En réalité, l’horizon de 38 milliards d’objets connectés en 2020 n’a rien d’une fatalité, pas plus que n’importe quel horizon présenté comme inéluctable. Je ne m’y connais pas mais enfin, si l’on commençait par ne pas développer ces réseaux qui leur sont dédiés, si l’on n’enclenchait pas les moyens, si l’on se faisait à l’idée que ces petits objets se cognent un jour le nez contre les limites de capacité du réseau… ne se pourrait-il pas alors que nous n’arrivions pas à 38 milliards d’objets connectés en 2020 ? Il s’agit en fin de compte d’un choix de société, comme on dit, à faire en faveur d’une atmosphère qui ne serait pas infestée de nuées de bidules détecteurs, mesureurs, scanneurs, filmeurs, signaleurs…

Est-on réellement excité par le frigo qui envoie un SMS quand on a oublié de le fermer, autant que le sont les industriels qui espèrent nous le vendre ? Pour un objet connecté qui sauvera la vie ou fera du bien, combien seront là pour mesurer notre travail, contrôler nos gestes ? Désire-je vraiment que les objets, les machines, s’échangent et communiquent toujours plus d’informations à mon sujet ? La multiplication à outrance de ces gadgets électroniques – objets connectés et plus généralement mouchards « tech » comme ceux que présente cet article du Dernier Blog – a ceci de particulier que sa malfaisance n’épargnera personne, surtout pas l’objecteur de conscience qui aura cru choisir de s’en passer. Il suffit que son voisin soit par exemple l’un de ces crétins équipés d’une caméra volante, qui trouve amusant de survoler son jardin, puis le quartier et ses habitations. C’est donc pour que ce bonhomme puisse continuer à jouer, à cela et à autre chose, qu’il faudrait « développer les réseaux » ou les capacités de stockage informatique sans mesure.

Les objets connectés seront 38 milliards (ou 80 milliards, ou 115 milliards) en 2020. Quels que soient la demande et l’engouement. La planète dût-elle s’y épuiser ! En dépit des semblants de débats qu’on fera mine d’organiser sur les conséquences éthiques du phénomène. Les objets connectés seront des milliards, c’est décidé ! La quincaillerie électronique a ses raisons que la raison ignore.

La Recherche

Auparavant, il y avait les inventeurs. Maintenant il y a les chercheurs.

Edison

L’inventeur était quelqu’un qui dans le cadre de ses activités, ressentait un manque, un besoin, et qui à force d’observation, d’adresse et d’ingéniosité, finissait par créer cette chose dont il avait besoin.

Les chercheurs sont dans un cas bien différent : ce sont des gens armés de connaissances, équipés jusqu’aux dents, qui ont été élevés pour chercher, connaître et découvrir.
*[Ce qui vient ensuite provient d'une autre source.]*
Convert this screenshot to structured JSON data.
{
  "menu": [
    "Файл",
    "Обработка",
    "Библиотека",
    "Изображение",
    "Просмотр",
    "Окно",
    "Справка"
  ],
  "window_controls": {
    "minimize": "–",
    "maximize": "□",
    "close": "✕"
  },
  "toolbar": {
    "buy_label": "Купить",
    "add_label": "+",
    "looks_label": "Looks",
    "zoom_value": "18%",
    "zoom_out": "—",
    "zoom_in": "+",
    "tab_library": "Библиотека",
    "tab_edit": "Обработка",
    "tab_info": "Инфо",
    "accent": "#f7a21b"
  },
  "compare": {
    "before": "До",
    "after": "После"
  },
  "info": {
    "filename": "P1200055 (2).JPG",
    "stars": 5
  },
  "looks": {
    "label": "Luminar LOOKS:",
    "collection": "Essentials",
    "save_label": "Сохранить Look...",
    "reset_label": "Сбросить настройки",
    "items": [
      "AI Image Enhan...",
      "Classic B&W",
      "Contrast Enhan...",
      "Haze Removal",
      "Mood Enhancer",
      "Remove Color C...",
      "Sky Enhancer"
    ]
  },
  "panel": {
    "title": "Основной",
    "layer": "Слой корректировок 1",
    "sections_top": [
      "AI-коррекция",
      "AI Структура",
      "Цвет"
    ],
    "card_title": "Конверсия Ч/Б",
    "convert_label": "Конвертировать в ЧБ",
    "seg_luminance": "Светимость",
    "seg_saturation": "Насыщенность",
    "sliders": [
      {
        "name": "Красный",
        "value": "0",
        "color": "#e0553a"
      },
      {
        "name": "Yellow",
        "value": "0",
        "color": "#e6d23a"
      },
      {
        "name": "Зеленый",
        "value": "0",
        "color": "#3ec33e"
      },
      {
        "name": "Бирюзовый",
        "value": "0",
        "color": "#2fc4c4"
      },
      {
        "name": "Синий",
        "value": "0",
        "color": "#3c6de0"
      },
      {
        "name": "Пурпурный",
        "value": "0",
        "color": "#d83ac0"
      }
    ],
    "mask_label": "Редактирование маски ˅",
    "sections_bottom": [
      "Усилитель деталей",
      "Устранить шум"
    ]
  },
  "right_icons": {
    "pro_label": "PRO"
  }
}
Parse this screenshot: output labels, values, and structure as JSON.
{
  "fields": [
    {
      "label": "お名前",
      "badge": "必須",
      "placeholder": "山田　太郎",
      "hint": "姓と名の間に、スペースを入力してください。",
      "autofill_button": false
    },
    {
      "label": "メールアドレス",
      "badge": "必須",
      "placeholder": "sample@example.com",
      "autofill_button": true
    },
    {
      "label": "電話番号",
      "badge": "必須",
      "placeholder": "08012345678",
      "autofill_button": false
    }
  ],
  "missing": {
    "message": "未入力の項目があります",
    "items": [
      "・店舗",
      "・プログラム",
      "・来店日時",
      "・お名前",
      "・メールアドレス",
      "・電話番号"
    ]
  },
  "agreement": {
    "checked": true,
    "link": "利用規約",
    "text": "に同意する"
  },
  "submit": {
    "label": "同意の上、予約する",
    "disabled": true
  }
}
Une infanterie lancée à la conquête de ce qui n’est pas encore connu, dévouée au défrichement de ce qui n’a pas encore été fait. Par principe la Recherche est jusqu’au-boutiste, payée pour ça, elle ne fait pas de quartiers : elle taillera le mystère jusqu’à ce qu’il n’en reste rien.

Là où l’inventeur est animé d’une motivation personnelle, d’un but égoïste, là où il poursuit l’accomplissement de quelque chose qui doit le servir lui, là où sa recherche a une fin, le chercheur, lui, est désimpliqué, il cherche pour une cause ou une entreprise, entreprend en fonction des moyens qu’on lui alloue. Il bêche sans désir ni besoin, il cherche sans savoir où il veut en venir. Il innove parce qu’il faut innover et parce qu’on le lui demande. Parce qu’il y a du budget et parce que c’est son métier. Parce qu’il faut bien continuer à trouver des choses, n’est-ce pas, il faut bien continuer à innover, innover, innover.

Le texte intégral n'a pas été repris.